The art of making film began simply for Takashi Miike as a way to circumvent adulthood. After 30 years, some 50 films, numerous videos, TV episodes and even a stageplay, Miike is a man of the industry. Now the controversial Japanese director, known for gratuitous violence in his movies, has taken on his country’s colorful past in his new film, 13 Assassins.

Miike describes growing up in Japan as a very different place when he was young. He remembers a more rigid framework in growing up that did not offer much choice.

“When I got out of high school, you only had two choices: You could either go to college, or you had to work and essentially grow up and become an adult,” he says. “Now children have more freedom and options as to what they can do after high school. But for me, in order to escape the situation, I chose a [different] place for me to buy some time so I wouldn’t have to grow up, and I went to a film school.”

Once out of school, Miike found himself still unenthusiastic about joining the workforce.

“So, I joined the world of the film business, and thanks to the last 30 years, and everyone else and to the film business in general, I still haven’t found the need to grow up. I can still be who I am,” he says.

Who Miike is, is a successful filmmaker with an illustrious career under his belt. He has done everything from dramatic to outlandish, savage violent to family oriented. At present, he has just released a samurai movie culminating the strong tradition of Japan’s former age with his own talents.

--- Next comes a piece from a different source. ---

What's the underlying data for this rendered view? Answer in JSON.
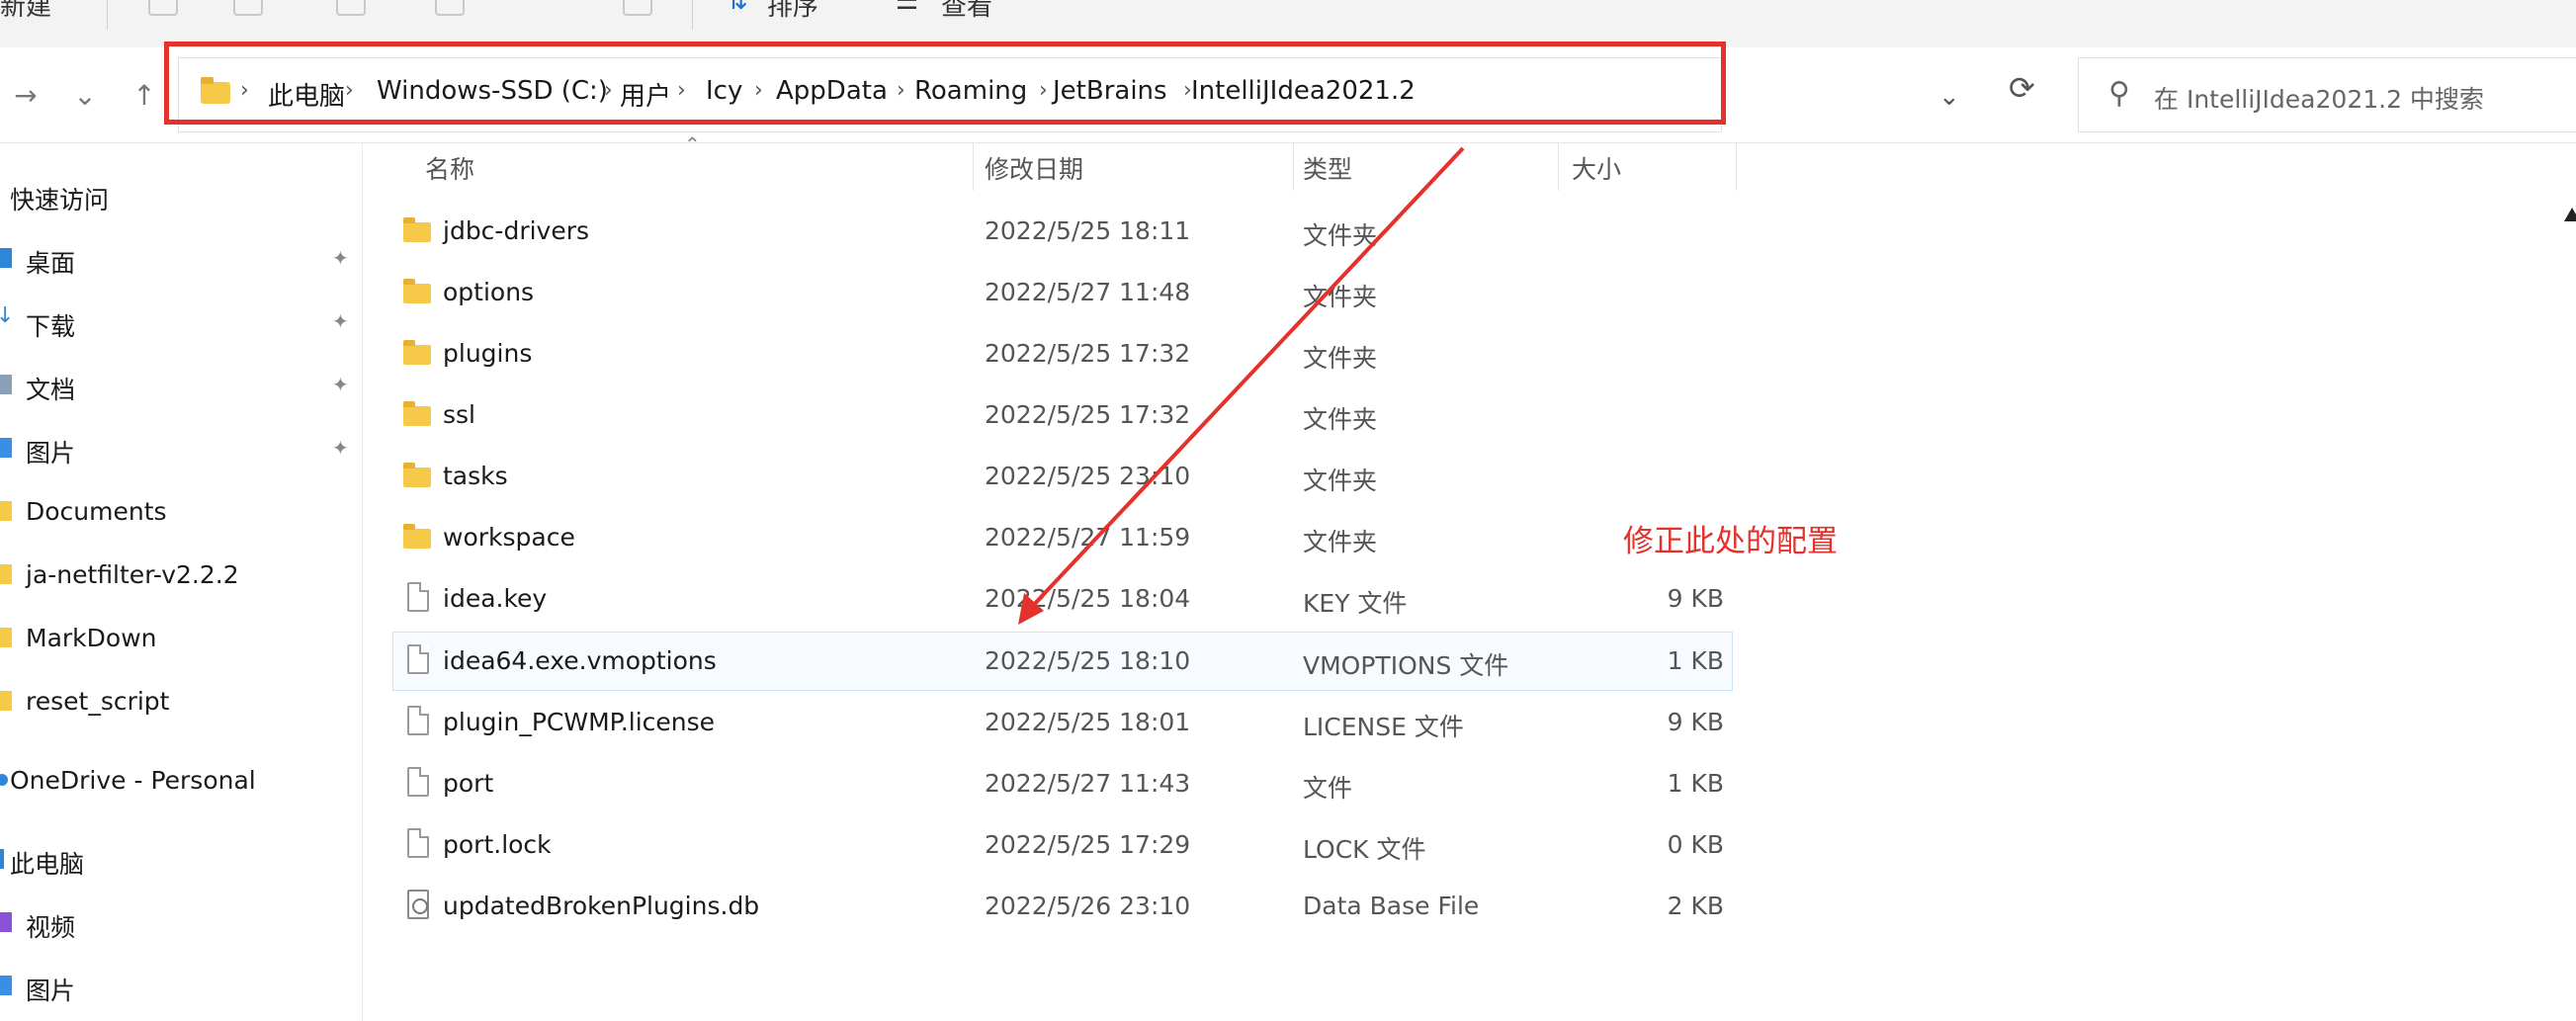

Japanese stories have a long history of being rich in distinction and character. Many stories are derived from Japan’s bloody roots, centered around a society of warring clans and the individual’s pursuit of position and honor within it. Ancient tales of noble samurai have been passed for centuries and have withstood the test of time, implemented in our modern culture in the form of gunslingers, Jedi knights and anime heroes. The stories, much like the culture that spawned them, are based on a structure of strength, ethics and honor.

In his most recent film, 13 Assassins, Miike tributes Japanese heritage and shows his viewers a perspective of things departed.

“Until 200 years ago, this was the way people lived in Japan. So even to this day, somehow unconsciously our sense of life, death and values must affect us to some level,” says Miike. “For me, in my version of a samurai film, what I wanted to show the most is what’s been lost ... to show people that [during that time] everyone essentially had a purpose for life, and for living and for dying.”

That being said, if you’re a fan of this style of storytelling, 13 Assassins is as hard as Japanese steel. In Miike’s remake of of Eiichi Kudo’s 1963 black-and-white film of the same name set in Japan’s feudal era, a group of idle samurai are enlisted to dispatch a ruthless and fiendish lord to prevent his rise to power. This film is a simple yet bold period action piece. Its sharp historical depiction of the late feudal era is on the point, and the story is inflexibly eloquent.

There’s also an element of dark humor included that is characteristic in Miike’s films, and another of Miike’s trademarks, his visionary use of imaginative violence. Although Miike says that he has never aimed to design such brutality and downbeat indulgence.

“Macabre in general is not my goal ... in a sense as a filmmaker I’m a little envious of people who can make movies that seem to be filled with hope. It’s definitely not something that I set out to do ... it’s just something that naturally happens when I make a movie. Doesn’t life itself possess the same macabre or dark sense of humor?” he says. “We come into this world [through childbirth] through a painful process that is somehow called the miracle. If you want a peaceful life, the harder you try to find that life, the harder it becomes to live and the more violent it gets. The movies I make are a reflection of that ... it’s an honest reflection of what life is presenting”

And there is nothing left to be desired in the province of barbarity here. The movie is laden with plentiful battles, grisly suicides, brutal executions and ends appropriately in a grand bloodbath. To the height of the Japanese samurai tale, Miike’s remake embraces the poetic rhetoric of the venerable warrior culture.

13 Assassins stars accredited actor Koji Yakusho, who plays Shinzaemon Shimada, the war seasoned samurai longing for combat and a noble death. Yakusho is accompanied by Takayuki Yamada (playing Shinzaemon’s nephew), Yusuke Iseya (playing the 13th assassin) and Goro Inagaki (who plays the fiendish Lord Naritsugu Matsudaira), as well as a stellar group of actors who all portray their roles precisely.

The film itself is beautiful, shot on an immense and mountainous open-air set, on location in northern Japan. Tied together with sensational costume design, this film truly brings you back to the Island’s feudal time. The style is fittingly traditional, which is a great thing because too many revisions of classic sagas forego integrity in exchange for trendy gimmickry. 13 Assassins holds steadfast to the warrior’s epic, yet is fashionably updated for the now. It’s as if watching a quintessential black-and-white masterpiece in color.



13 Assassins releases in select theaters April 29.